Thursday 11 March 2010

Crimes at the Dark House (1940)

Crimes at the Dark House is another completely over-the-top Tod Slaughter melodrama from Alpha Video’s Tod Slaughter boxed set. This 1940 British production has a slightly more resectable literary source than some of Slaughter’s other films - it was based on Wilkie Collins’s superb 1860 sensation novel The Woman In White.

The novel was actually filmed twice during the 1940s, the second version being a moderately star-studded 1948 Warner Brothers production with Alexis Smith, Eleanor Parker, Agnes Moorehead and Sydney Greenstreet. The Hollywood version is much more polished and genteel and is admirable in its own way and is definitely worth seeing. The Tod Slaughter version plays the story as pure melodrama, but it’s an approach that works extremely well with the source material and although it’s much more outrageous it’s perhaps even more enjoyable than the American film.

Tod Slaughter is Sir Percival Glyde. The young baronet had set off twenty years earlier to the Australian goldfields to make his fortune. But right from the start we know that the real Sir Percival was murdered in Australia, and that the character played by Slaughter is a wicked impostor. He’s also a very unhappy impostor when he returns to England to find that he’s inherited an estate mortgaged to the hilt and a huge assortment of other debts. The net value of the state is considerable less than zero.

But all is not lost. An arrangement had been made by the respective families years earlier that Sir Percival would marry Laura Fairlie. Laura has no desire to go through with this marriage, having fallen in love with her drawing instructor, but her uncle and guardian is determined that the wedding should go forward. In truth her uncle, a foolish and self-indulgent professional invalid, is simply anxious to get his two nieces off his hands as quickly as possible.

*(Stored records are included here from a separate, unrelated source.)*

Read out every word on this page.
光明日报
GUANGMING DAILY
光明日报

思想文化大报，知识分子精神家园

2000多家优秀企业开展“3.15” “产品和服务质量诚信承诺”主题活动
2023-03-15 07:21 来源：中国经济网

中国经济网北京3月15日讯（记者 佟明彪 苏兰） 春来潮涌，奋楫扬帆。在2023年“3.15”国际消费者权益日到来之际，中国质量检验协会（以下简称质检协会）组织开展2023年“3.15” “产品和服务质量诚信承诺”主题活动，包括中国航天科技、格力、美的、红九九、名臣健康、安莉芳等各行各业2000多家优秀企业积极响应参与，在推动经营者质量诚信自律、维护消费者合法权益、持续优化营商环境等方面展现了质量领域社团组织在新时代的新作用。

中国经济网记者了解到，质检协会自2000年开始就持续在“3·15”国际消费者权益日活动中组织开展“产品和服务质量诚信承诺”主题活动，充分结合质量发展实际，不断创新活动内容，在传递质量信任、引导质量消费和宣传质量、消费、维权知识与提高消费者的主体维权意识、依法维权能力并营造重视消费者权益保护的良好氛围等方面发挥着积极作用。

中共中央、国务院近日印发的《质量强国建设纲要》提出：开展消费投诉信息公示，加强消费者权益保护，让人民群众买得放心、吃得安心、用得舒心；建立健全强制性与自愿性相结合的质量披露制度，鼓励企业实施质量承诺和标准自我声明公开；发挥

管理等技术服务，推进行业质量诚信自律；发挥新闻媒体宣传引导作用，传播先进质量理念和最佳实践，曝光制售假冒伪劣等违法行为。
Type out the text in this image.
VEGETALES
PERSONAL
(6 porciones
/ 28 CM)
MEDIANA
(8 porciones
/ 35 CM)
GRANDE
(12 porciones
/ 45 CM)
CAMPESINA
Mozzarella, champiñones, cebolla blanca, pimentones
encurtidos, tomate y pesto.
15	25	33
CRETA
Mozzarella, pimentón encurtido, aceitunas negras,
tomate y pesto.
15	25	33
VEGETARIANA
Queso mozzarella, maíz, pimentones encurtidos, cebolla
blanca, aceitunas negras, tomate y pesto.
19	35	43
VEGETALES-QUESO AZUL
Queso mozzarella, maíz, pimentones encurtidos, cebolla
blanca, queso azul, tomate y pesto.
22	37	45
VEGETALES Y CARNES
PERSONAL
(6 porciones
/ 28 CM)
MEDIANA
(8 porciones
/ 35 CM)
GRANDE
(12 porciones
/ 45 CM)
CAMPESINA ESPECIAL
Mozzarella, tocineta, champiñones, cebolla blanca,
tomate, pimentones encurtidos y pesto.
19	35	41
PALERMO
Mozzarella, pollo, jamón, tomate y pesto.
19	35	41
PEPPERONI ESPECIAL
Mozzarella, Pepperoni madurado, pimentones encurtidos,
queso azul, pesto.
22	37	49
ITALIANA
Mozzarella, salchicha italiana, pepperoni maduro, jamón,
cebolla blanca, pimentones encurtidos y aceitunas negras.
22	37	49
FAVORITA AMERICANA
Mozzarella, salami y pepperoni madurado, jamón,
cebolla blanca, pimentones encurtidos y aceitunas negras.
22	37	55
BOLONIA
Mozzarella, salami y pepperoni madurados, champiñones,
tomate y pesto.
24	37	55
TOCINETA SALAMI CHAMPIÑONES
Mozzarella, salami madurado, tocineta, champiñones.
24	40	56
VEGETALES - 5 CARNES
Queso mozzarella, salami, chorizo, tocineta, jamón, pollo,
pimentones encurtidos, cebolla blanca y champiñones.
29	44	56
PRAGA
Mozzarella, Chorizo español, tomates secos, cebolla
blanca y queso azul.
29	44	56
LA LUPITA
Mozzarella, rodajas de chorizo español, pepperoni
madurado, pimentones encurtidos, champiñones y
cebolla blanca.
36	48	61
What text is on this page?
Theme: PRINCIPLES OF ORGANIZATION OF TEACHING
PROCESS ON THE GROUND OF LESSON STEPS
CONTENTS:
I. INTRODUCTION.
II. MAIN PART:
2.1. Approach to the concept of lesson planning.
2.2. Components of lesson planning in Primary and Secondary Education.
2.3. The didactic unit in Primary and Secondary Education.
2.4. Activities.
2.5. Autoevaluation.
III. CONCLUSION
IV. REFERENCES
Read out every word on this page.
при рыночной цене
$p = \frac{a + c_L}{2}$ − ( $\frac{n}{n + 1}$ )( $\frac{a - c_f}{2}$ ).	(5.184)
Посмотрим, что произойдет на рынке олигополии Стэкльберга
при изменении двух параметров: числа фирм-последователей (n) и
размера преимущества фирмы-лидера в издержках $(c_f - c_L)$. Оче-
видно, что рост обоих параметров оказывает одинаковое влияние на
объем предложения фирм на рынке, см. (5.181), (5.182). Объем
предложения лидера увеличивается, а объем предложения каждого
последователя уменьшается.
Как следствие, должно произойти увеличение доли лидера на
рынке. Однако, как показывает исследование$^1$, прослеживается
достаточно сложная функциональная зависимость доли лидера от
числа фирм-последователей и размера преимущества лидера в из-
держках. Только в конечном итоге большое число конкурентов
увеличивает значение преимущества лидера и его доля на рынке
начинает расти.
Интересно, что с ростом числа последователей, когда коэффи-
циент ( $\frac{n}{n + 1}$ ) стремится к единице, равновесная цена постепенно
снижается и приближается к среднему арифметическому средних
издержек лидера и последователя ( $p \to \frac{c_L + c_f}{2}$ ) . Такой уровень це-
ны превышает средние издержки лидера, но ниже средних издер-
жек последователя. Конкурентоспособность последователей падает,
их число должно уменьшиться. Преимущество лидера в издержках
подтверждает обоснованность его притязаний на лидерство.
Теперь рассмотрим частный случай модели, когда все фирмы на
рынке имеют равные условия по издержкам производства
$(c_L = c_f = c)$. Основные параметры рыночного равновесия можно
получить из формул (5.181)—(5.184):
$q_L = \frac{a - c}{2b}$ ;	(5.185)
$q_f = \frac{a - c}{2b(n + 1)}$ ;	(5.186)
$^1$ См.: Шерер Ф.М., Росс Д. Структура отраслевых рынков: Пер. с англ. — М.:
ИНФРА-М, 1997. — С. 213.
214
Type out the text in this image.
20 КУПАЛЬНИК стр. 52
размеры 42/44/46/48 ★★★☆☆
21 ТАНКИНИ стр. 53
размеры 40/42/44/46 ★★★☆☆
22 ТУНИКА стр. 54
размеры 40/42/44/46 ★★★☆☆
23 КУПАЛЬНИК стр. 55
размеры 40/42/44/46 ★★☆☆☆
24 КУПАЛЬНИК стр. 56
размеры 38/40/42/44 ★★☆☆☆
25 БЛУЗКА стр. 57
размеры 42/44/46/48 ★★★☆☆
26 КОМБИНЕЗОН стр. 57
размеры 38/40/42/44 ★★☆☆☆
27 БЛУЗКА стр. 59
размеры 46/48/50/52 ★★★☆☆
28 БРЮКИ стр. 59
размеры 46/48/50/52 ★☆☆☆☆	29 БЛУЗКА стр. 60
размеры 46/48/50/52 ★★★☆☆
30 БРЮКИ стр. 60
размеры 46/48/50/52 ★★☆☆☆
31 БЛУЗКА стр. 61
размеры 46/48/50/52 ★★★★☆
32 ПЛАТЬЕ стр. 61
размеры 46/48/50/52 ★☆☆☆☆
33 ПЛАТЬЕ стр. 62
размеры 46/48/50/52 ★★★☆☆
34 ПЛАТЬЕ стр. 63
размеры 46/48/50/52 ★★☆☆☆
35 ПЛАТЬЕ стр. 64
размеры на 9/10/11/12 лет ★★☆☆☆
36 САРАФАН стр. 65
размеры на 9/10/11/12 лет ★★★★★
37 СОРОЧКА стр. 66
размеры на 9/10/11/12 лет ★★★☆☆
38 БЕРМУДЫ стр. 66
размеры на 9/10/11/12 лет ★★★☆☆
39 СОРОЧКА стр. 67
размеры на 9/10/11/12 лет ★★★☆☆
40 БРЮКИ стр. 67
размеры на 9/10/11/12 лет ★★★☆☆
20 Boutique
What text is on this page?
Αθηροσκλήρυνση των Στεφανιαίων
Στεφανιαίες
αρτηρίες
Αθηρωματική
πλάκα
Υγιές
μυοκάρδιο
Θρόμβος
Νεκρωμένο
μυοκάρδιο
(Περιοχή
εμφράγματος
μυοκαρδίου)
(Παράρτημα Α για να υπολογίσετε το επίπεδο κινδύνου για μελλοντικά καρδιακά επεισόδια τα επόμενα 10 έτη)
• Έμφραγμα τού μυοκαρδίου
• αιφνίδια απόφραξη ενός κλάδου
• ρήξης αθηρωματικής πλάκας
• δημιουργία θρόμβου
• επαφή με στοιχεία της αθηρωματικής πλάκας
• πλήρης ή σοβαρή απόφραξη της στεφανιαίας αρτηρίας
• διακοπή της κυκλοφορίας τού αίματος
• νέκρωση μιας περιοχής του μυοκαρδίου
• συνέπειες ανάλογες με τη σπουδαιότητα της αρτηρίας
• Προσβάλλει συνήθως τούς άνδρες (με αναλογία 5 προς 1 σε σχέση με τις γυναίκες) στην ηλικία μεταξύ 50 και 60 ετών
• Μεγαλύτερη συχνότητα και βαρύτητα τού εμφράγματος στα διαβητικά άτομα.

Laura is horrified by the prospect of her impending marriage, but neither she nor her sister Marion can think of any way of avoiding this calamity. In the interim Sir Percival is pleasuring himself with one of the chambermaids. When the chambermaid falls pregnant she reminds him of his promise to marry her. The villainous baronet arranges to meet her near the old boat-house to discuss their wedding plans, and the unfortunate servant is never heard from again. Sir Percival has other problems as well. The equally villainous Dr Fosco turns up on his doorstep, accompanied by a Mrs Catterick who claims that Sir Percival is the father of her child, born shortly after his departure for Australia. Of course she recognises at once that whoever this man is he is not Sir Percival Glyde. Dr Fosco persuades her that rather than exposing him, a spot of blackmail might be more profitable. And she needs the money to keep her insane daughter in Dr Fosco’s lunatic asylum.

The insane daughter, Anne, escapes with the intention of destroying the perfidious aristocrat who ruined her mother’s life and reputation. Meanwhile Sir Percival arranges a meeting with Mrs Catterick to discuss matters. He suggest the old boat-house as a suitable meeting place. Sir Percival has hatched a very diabolical scheme indeed, based on the extraordinary coincidence that Anne Catterick is the spitting image of Laura Fairlie, or Lady Glyde as she is now.

The plot becomes more and more far-fetched, as it does in the novel. That’s where this movie’s very melodramatic treatment of the material becomes a decided advantage. Tod Slaughter plays Sir Percival as a stereotypical villain of melodrama, complete with a very nice line in evil maniacal laughter. The whole thing becomes a complete romp, and it’s all great fun.

Sylvia Marriott is an attractive and likeable heroine. The whole cast overacts, which is exactly as it should be.

For a 1940 British film there’s a surprising amount of sexual innuendo. Partly this is due to Tod Slaughter’s amazing ability to deliver lines in a leering and suggestive manner. His lascivious excitement at the thought of bedding his reluctant bride is particularly amusing in a depraved sort of way.

The plot is a maze of bizarre coincidences, mistaken identities and ingenious and spectacularly wicked conspiracies. And it has a truly dastardly villain. It’s all highly entertaining.

The Alpha Video DVD is about what you expect from that company, but it’s quite watchable.